Once for a while, we asked questions like: what can we do with more computations? When we asked that question in 2010, CUDA came along and Jesen Huang gifted everyone under the sun a GTX 980 or GTX Titan in search of problems beyond graphics that these wonderful computation workhorses can help.
Then suddenly, we found out that we can not only solve simulation problems (3D graphics, physics emulation, weather forecast etc.), but also perception problems with 100x more computations. That started the gold rush of deep learning.
Fast-forward to today, as deep learning makes great advances in perception and understanding, the focus moved from pure computations to interconnects and memory. We can do really interesting things now with the computations available today. What can we do, if there are another 100x more computations available?
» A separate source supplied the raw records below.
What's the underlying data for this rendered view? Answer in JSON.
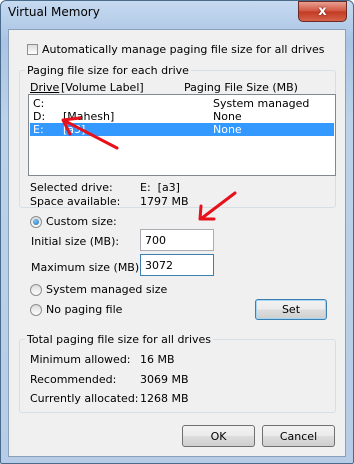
{
  "window": {
    "title": "Virtual Memory",
    "close_glyph": "x"
  },
  "auto_manage": {
    "label": "Automatically manage paging file size for all drives",
    "checked": false
  },
  "paging_group": {
    "title": "Paging file size for each drive",
    "columns": {
      "drive": "Drive",
      "volume": "[Volume Label]",
      "size": "Paging File Size (MB)"
    },
    "drives": [
      {
        "drive": "C:",
        "label": "",
        "size": "System managed",
        "selected": false
      },
      {
        "drive": "D:",
        "label": "[Mahesh]",
        "size": "None",
        "selected": false
      },
      {
        "drive": "E:",
        "label": "[a3]",
        "size": "None",
        "selected": true
      }
    ]
  },
  "selected_drive": {
    "label": "Selected drive:",
    "value": "E:  [a3]"
  },
  "space_available": {
    "label": "Space available:",
    "value": "1797 MB"
  },
  "custom_size": {
    "label": "Custom size:",
    "checked": true,
    "initial": {
      "label": "Initial size (MB):",
      "value": "700"
    },
    "maximum": {
      "label": "Maximum size (MB):",
      "value": "3072"
    }
  },
  "system_managed": {
    "label": "System managed size",
    "checked": false
  },
  "no_paging": {
    "label": "No paging file",
    "checked": false
  },
  "set_button": "Set",
  "totals": {
    "title": "Total paging file size for all drives",
    "minimum": {
      "label": "Minimum allowed:",
      "value": "16 MB"
    },
    "recommended": {
      "label": "Recommended:",
      "value": "3069 MB"
    },
    "allocated": {
      "label": "Currently allocated:",
      "value": "1268 MB"
    }
  },
  "buttons": {
    "ok": "OK",
    "cancel": "Cancel"
  },
  "annotation_color": "#e8101a"
}
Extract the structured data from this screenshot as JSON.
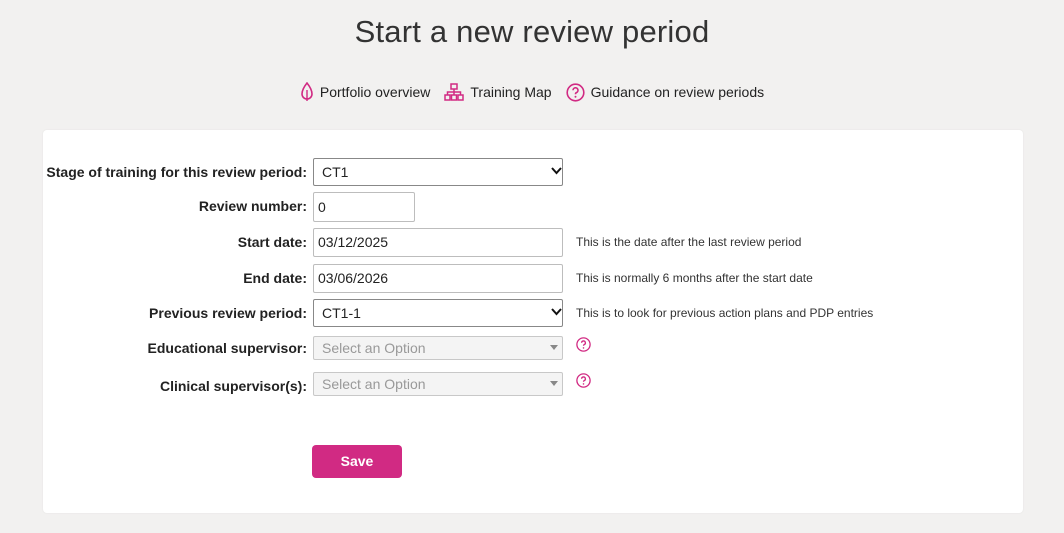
{
  "page": {
    "title": "Start a new review period"
  },
  "nav": {
    "portfolio": "Portfolio overview",
    "training_map": "Training Map",
    "guidance": "Guidance on review periods"
  },
  "form": {
    "stage": {
      "label": "Stage of training for this review period:",
      "value": "CT1"
    },
    "review_number": {
      "label": "Review number:",
      "value": "0"
    },
    "start_date": {
      "label": "Start date:",
      "value": "03/12/2025",
      "help": "This is the date after the last review period"
    },
    "end_date": {
      "label": "End date:",
      "value": "03/06/2026",
      "help": "This is normally 6 months after the start date"
    },
    "previous": {
      "label": "Previous review period:",
      "value": "CT1-1",
      "help": "This is to look for previous action plans and PDP entries"
    },
    "educational_supervisor": {
      "label": "Educational supervisor:",
      "placeholder": "Select an Option"
    },
    "clinical_supervisor": {
      "label": "Clinical supervisor(s):",
      "placeholder": "Select an Option"
    },
    "save_label": "Save"
  },
  "colors": {
    "accent": "#d12a83",
    "background": "#f2f1f0"
  },
  "icons": {
    "portfolio": "leaf-icon",
    "training_map": "sitemap-icon",
    "guidance": "question-circle-icon"
  }
}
Put it more blatantly, I am not interested in supercomputers in data centers to be 100x faster. What if a mobile phone, a laptop, or a Raspberry Pi, can carry 100x more computations in the similar envelope? What can we do with that?
To answer that question, we need to turn our eyes from the virtual world back to our physical world. Because dynamics in the physical world are complex, for many years, we built machines with ruthless simplifications. We built heavy cranes to balance out heavy things we are going to lift. Even our most-advanced robotic arms, often have heavy base such that the dynamics can be affine to the control force. Often than not, humans are in the loop to control these dynamics, such as early airplanes, or F1 racing cars.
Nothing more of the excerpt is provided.